Il vangelo di Matteo si conclude,
dopo la conferma della "risurrezione" da parte della stessa guardia alla tomba,
con una solenne apparizione di Cristo risorto ai discepoli su un monte della
Galilea. Ormai egli è il Figlio dell’uomo cantato da Daniele, dotato di un potere
universale (7,14).
Egli dà il mandato missionario alla sua Chiesa perché faccia
nuovi discepoli tra i popoli, battezzi e insegni la legge di Cristo, legge
d’amore, di verità e libertà. Le ultime parole del risorto lo presentano come
l’Emmanuele (1,23), il Dio-con-noi «tutti i giorni, sino alla fine del mondo»
(vrs.20).
Nota Finale
I discepoli di Gesù non avrebbero mai avuto l'impressione che Gesù
fosse veramente «risorto e vivo» se non avessero insieme direttamente constatato
che proprio il «corpo» era apparso, e che questo esercitava ancora le sue
funzioni corporee.

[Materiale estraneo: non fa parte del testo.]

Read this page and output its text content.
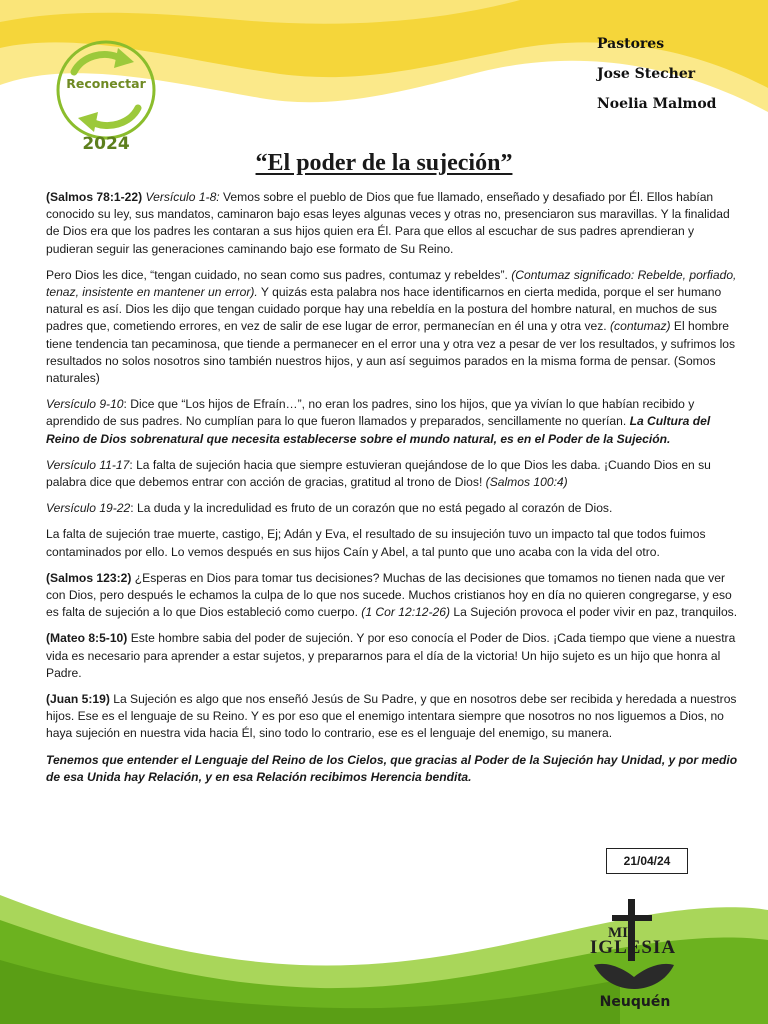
Reconectar
2024
Pastores
Jose Stecher
Noelia Malmod
“El poder de la sujeción”

(Salmos 78:1-22) Versículo 1-8: Vemos sobre el pueblo de Dios que fue llamado, enseñado y desafiado por Él. Ellos habían conocido su ley, sus mandatos, caminaron bajo esas leyes algunas veces y otras no, presenciaron sus maravillas. Y la finalidad de Dios era que los padres les contaran a sus hijos quien era Él. Para que ellos al escuchar de sus padres aprendieran y pudieran seguir las generaciones caminando bajo ese formato de Su Reino.

Pero Dios les dice, “tengan cuidado, no sean como sus padres, contumaz y rebeldes”. (Contumaz significado: Rebelde, porfiado, tenaz, insistente en mantener un error). Y quizás esta palabra nos hace identificarnos en cierta medida, porque el ser humano natural es así. Dios les dijo que tengan cuidado porque hay una rebeldía en la postura del hombre natural, en muchos de sus padres que, cometiendo errores, en vez de salir de ese lugar de error, permanecían en él una y otra vez. (contumaz) El hombre tiene tendencia tan pecaminosa, que tiende a permanecer en el error una y otra vez a pesar de ver los resultados, y sufrimos los resultados no solos nosotros sino también nuestros hijos, y aun así seguimos parados en la misma forma de pensar. (Somos naturales)

Versículo 9-10: Dice que “Los hijos de Efraín…”, no eran los padres, sino los hijos, que ya vivían lo que habían recibido y aprendido de sus padres. No cumplían para lo que fueron llamados y preparados, sencillamente no querían. La Cultura del Reino de Dios sobrenatural que necesita establecerse sobre el mundo natural, es en el Poder de la Sujeción.

Versículo 11-17: La falta de sujeción hacia que siempre estuvieran quejándose de lo que Dios les daba. ¡Cuando Dios en su palabra dice que debemos entrar con acción de gracias, gratitud al trono de Dios! (Salmos 100:4)

Versículo 19-22: La duda y la incredulidad es fruto de un corazón que no está pegado al corazón de Dios.

La falta de sujeción trae muerte, castigo, Ej; Adán y Eva, el resultado de su insujeción tuvo un impacto tal que todos fuimos contaminados por ello. Lo vemos después en sus hijos Caín y Abel, a tal punto que uno acaba con la vida del otro.

(Salmos 123:2) ¿Esperas en Dios para tomar tus decisiones? Muchas de las decisiones que tomamos no tienen nada que ver con Dios, pero después le echamos la culpa de lo que nos sucede. Muchos cristianos hoy en día no quieren congregarse, y eso es falta de sujeción a lo que Dios estableció como cuerpo. (1 Cor 12:12-26) La Sujeción provoca el poder vivir en paz, tranquilos.

(Mateo 8:5-10) Este hombre sabia del poder de sujeción. Y por eso conocía el Poder de Dios. ¡Cada tiempo que viene a nuestra vida es necesario para aprender a estar sujetos, y prepararnos para el día de la victoria! Un hijo sujeto es un hijo que honra al Padre.

(Juan 5:19) La Sujeción es algo que nos enseñó Jesús de Su Padre, y que en nosotros debe ser recibida y heredada a nuestros hijos. Ese es el lenguaje de su Reino. Y es por eso que el enemigo intentara siempre que nosotros no nos liguemos a Dios, no haya sujeción en nuestra vida hacia Él, sino todo lo contrario, ese es el lenguaje del enemigo, su manera.

Tenemos que entender el Lenguaje del Reino de los Cielos, que gracias al Poder de la Sujeción hay Unidad, y por medio de esa Unida hay Relación, y en esa Relación recibimos Herencia bendita.

21/04/24
MI
IGLESIA
Neuquén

Lo “spirito” di Gesù senza il “corpo” di Gesù sarebbe stato
– per la mentalità giudaica degli apostoli – qualcosa di affatto «anormale»,
sarebbe stato un «fantasma», come avevano sospettato alla prima apparizione di
Gesù: credevano di vedere un «fantasma», persino quando mangiò e bevve con loro
(cfr. Lc 24,37). Ne segue che gli apostoli, da veri figli del popolo ebreo, non
potevano credere e aderire fermamente alla realtà delle apparizioni del
Risorto «se non a
condizione» che il suo corpo più non giacesse nel sepolcro,
che insomma il sepolcro di Gerusalemme fosse davvero «vuoto».
Se i discepoli,
come pretende la teoria delle visioni, avessero percepito delle apparizioni di
Gesù in Galilea senza poter insieme rendersi conto del «sepolcro vuoto» in
Gerusalemme, tali apparizioni non avrebbero prodotto effetti durevoli in loro;
tutt'al più avrebbero pensato ad un «fantasma» singolare, ad uno spettro, come
già altra volta, tra l'infuriare della burrasca avevano creduto di vedere sulle
onde sconvolte del lago di Genezareth.
Ciò
che i discepoli hanno constatato riguardo alla «risurrezione» contiene
quindi, in ogni caso, un elemento «oggettivo» ,
visibile all'esterno, osservabile, perfettamente dimostrabile e controllabile:
il fatto del «sepolcro vuoto». Senza questo fatto, la fede ferma e vivente degli
apostoli nella «risurrezione», data la loro mentalità, non avrebbe alcuna
motivazione sufficiente. Ogni teoria che crede di poter prescindere da questo
fatto, parlando di esperienze puramente soggettive provate in Galilea, senza
nominare insieme il «sepolcro vuoto»,
si tradisce , appunto per questo.
La tradizione cristiana considera l'evento della
risurrezione di Gesù come storico e fondamento della fede cristiana. Il Catechismo della Chiesa cattolica dice che alla luce delle testimonianze
contenute nei Vangeli «È impossibile interpretare la risurrezione di Gesù al di
fuori dell'ordine fisico e non riconoscerla come avvenimento storico». Joseph Ratzinger ha affermato che la «risurrezione» di
Gesù è un «mistero» che va oltre la scienza: Gesù non ritorna alla normale vita
biologica (come Lazzaro e le altre persone risuscitate di cui si parla nei
Vangeli), ma il suo corpo viene trasformato, per cui non è più soggetto alle
leggi dello «spazio» e del «tempo» (così saranno anche i nostri corpi alla fine dei
tempi). Per Ratzinger, la «risurrezione» di Gesù inaugura una nuova dimensione
definita «escatologica»: l'evento avviene
nella storia e vi lascia un'impronta, ma va al di là della storia. Secondo il teologo Hans Kessler, la «risurrezione» è
comunque "una realtà accettabile e comprensibile solo nella fede",
piuttosto che un fatto indagabile e verificabile con i mezzi dello storico.